Tuna-stuffed baked peppers with cheddar cheese is a delightful meal that’s both satisfying and healthy. The combination of tuna, cheddar cheese, and green pepper makes for a flavor-packed dish that's sure to be a hit with family and friends. Enjoy this easy and delicious recipe any time you’re in the mood for a nutritious, yet indulgent treat.
The total baking time is approximately 25 to 30 minutes. Bake the stuffed pepper halves at 375°F (190°C) for 20 minutes, then add the cheese and bake for an additional 5 to 10 minutes until the cheese is melted.
The peppers are done when they begin to soften and the cheese is melted and bubbly.

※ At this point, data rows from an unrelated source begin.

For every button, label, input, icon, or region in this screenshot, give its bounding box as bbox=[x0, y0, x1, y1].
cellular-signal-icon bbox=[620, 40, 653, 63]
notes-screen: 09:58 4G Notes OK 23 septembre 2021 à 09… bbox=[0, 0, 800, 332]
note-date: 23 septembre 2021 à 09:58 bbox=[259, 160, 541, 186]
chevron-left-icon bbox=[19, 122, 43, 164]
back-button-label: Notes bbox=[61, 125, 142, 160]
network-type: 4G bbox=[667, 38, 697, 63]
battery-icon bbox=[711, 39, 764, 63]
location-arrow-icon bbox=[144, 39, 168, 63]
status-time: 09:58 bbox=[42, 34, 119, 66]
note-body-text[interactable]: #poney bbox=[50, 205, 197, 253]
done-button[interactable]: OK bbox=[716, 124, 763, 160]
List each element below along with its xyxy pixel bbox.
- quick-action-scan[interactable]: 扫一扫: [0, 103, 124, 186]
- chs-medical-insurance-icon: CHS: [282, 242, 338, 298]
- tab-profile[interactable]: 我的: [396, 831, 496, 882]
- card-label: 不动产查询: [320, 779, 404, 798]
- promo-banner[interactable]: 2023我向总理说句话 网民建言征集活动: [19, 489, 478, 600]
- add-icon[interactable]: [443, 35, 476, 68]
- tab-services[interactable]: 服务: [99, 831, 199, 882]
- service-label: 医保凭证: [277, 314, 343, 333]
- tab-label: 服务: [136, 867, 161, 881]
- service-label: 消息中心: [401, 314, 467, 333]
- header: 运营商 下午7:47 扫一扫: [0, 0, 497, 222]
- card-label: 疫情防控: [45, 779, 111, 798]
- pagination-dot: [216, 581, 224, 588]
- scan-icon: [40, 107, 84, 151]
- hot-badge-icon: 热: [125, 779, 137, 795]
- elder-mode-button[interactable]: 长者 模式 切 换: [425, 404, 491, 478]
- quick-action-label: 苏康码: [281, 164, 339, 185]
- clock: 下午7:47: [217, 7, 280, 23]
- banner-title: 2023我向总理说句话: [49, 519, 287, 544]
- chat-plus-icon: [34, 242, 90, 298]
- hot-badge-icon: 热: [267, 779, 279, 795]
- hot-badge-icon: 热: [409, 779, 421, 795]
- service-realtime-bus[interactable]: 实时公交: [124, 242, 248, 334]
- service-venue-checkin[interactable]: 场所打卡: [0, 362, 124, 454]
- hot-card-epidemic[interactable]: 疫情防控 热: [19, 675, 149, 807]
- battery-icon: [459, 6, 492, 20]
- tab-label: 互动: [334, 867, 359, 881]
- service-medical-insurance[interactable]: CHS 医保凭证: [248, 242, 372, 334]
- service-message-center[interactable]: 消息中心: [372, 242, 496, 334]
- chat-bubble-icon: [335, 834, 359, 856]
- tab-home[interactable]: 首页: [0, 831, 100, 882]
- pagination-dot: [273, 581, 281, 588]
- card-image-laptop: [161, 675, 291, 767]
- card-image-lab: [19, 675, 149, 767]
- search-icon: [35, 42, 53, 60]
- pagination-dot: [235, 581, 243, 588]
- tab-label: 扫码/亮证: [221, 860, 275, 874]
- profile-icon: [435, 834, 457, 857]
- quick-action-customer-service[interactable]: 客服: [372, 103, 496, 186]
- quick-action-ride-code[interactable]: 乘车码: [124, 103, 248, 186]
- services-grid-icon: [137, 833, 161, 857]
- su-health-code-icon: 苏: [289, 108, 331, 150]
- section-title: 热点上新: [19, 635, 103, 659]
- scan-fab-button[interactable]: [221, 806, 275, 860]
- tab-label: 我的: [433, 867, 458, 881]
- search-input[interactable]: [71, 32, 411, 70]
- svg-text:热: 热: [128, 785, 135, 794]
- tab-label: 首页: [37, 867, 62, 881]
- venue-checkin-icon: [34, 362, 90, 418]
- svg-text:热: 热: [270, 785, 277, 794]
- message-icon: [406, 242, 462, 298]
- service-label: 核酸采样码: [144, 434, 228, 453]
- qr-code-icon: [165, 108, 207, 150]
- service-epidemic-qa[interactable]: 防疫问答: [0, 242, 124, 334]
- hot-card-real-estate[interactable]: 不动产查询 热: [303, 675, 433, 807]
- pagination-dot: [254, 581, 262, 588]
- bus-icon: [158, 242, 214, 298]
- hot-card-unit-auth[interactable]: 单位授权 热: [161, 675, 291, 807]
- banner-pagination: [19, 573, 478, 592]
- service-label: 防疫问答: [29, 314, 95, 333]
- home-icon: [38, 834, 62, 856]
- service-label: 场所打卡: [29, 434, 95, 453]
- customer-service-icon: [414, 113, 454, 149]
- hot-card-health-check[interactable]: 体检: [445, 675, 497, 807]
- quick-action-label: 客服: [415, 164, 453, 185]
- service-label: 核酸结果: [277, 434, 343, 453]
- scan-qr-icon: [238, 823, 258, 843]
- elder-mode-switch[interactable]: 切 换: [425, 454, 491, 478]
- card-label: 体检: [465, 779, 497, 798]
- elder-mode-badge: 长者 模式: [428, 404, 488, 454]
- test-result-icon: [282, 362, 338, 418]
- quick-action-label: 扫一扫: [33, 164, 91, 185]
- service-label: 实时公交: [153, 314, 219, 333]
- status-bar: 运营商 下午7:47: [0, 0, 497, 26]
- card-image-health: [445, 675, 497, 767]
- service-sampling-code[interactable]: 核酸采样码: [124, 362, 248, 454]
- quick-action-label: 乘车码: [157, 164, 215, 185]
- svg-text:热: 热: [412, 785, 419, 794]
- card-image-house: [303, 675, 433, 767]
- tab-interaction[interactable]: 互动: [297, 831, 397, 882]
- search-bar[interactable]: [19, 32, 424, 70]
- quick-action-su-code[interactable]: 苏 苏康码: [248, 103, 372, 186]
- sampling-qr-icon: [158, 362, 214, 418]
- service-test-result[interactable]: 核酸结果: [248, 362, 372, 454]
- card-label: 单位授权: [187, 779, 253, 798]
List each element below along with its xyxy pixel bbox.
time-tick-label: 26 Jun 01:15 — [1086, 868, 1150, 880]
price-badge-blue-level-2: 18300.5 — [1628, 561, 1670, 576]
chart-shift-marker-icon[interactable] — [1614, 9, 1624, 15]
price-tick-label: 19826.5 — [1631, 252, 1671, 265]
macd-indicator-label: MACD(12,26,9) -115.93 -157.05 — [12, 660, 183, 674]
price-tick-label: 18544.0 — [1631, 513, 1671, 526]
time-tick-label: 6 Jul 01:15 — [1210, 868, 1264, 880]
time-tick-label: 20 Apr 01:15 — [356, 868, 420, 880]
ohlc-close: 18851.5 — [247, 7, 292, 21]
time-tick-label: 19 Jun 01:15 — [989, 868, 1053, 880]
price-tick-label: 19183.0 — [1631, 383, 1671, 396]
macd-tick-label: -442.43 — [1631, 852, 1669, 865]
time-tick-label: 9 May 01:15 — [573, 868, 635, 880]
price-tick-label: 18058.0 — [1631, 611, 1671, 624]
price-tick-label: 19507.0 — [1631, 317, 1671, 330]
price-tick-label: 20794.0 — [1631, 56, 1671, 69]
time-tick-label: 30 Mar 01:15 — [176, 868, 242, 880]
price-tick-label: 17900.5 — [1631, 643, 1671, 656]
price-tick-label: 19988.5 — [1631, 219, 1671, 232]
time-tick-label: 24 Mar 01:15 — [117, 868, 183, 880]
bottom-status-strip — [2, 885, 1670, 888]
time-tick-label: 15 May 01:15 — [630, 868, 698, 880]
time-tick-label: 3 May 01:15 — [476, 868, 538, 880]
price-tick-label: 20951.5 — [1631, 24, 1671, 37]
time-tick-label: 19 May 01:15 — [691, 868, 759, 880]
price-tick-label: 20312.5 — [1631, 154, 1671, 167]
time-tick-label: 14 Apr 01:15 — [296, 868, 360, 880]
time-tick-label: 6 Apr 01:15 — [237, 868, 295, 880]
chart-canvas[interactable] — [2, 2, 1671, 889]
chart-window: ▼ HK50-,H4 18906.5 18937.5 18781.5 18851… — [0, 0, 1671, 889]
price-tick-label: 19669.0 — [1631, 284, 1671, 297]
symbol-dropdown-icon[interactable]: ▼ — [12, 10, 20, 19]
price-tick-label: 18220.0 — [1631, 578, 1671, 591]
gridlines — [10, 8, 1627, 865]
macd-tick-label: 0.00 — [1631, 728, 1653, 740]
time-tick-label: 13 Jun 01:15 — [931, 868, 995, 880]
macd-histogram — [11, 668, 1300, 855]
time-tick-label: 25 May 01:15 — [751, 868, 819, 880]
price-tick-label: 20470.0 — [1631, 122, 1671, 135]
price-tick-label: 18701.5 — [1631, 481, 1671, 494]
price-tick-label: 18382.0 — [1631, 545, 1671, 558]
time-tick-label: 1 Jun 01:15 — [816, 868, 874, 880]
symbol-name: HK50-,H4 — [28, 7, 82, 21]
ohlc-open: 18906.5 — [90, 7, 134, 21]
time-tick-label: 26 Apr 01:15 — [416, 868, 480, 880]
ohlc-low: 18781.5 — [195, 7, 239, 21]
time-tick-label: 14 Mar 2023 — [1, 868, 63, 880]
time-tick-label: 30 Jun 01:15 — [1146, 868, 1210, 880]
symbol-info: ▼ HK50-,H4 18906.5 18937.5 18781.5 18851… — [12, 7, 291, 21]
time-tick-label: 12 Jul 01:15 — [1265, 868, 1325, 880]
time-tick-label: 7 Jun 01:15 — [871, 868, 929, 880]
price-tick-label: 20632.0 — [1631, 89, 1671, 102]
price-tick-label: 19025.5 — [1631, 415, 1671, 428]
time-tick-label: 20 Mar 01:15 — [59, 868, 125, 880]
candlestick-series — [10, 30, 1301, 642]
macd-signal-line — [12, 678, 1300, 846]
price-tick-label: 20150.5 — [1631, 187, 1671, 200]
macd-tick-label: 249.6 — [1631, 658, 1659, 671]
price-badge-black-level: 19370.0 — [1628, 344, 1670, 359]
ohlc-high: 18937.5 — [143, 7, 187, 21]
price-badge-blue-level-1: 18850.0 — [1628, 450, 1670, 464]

This typically occurs after baking for a total of 25 to 30 minutes.
Yes, you can substitute green peppers with other varieties such as red, yellow, or orange bell peppers. Each will provide a slightly different flavor and sweetness.
Store any leftover stuffed peppers in an airtight container in the refrigerator for up to 3 days. Reheat in the oven or microwave before serving.
For a dairy-free version, use a dairy-free cheese alternative and replace the cottage cheese with a similar vegan product. For a vegetarian option, omit the tuna and use beans or lentils as a protein substitute.
- Preheat your oven to 375°F (190°C) for best results.
- Drain the canned tuna thoroughly to avoid making the stuffing too watery.
- Finely chop the onions for a more even distribution of flavor.
- If you prefer a spicier kick, add more red pepper or a dash of hot sauce.
- Cut the green pepper in half and remove the seeds and membranes to make stuffing easier.
- Cover the stuffed peppers with aluminum foil during baking to prevent the cheese from over-browning.
- You can substitute regular cheddar cheese with low-fat or vegan alternatives for a healthier or dairy-free version.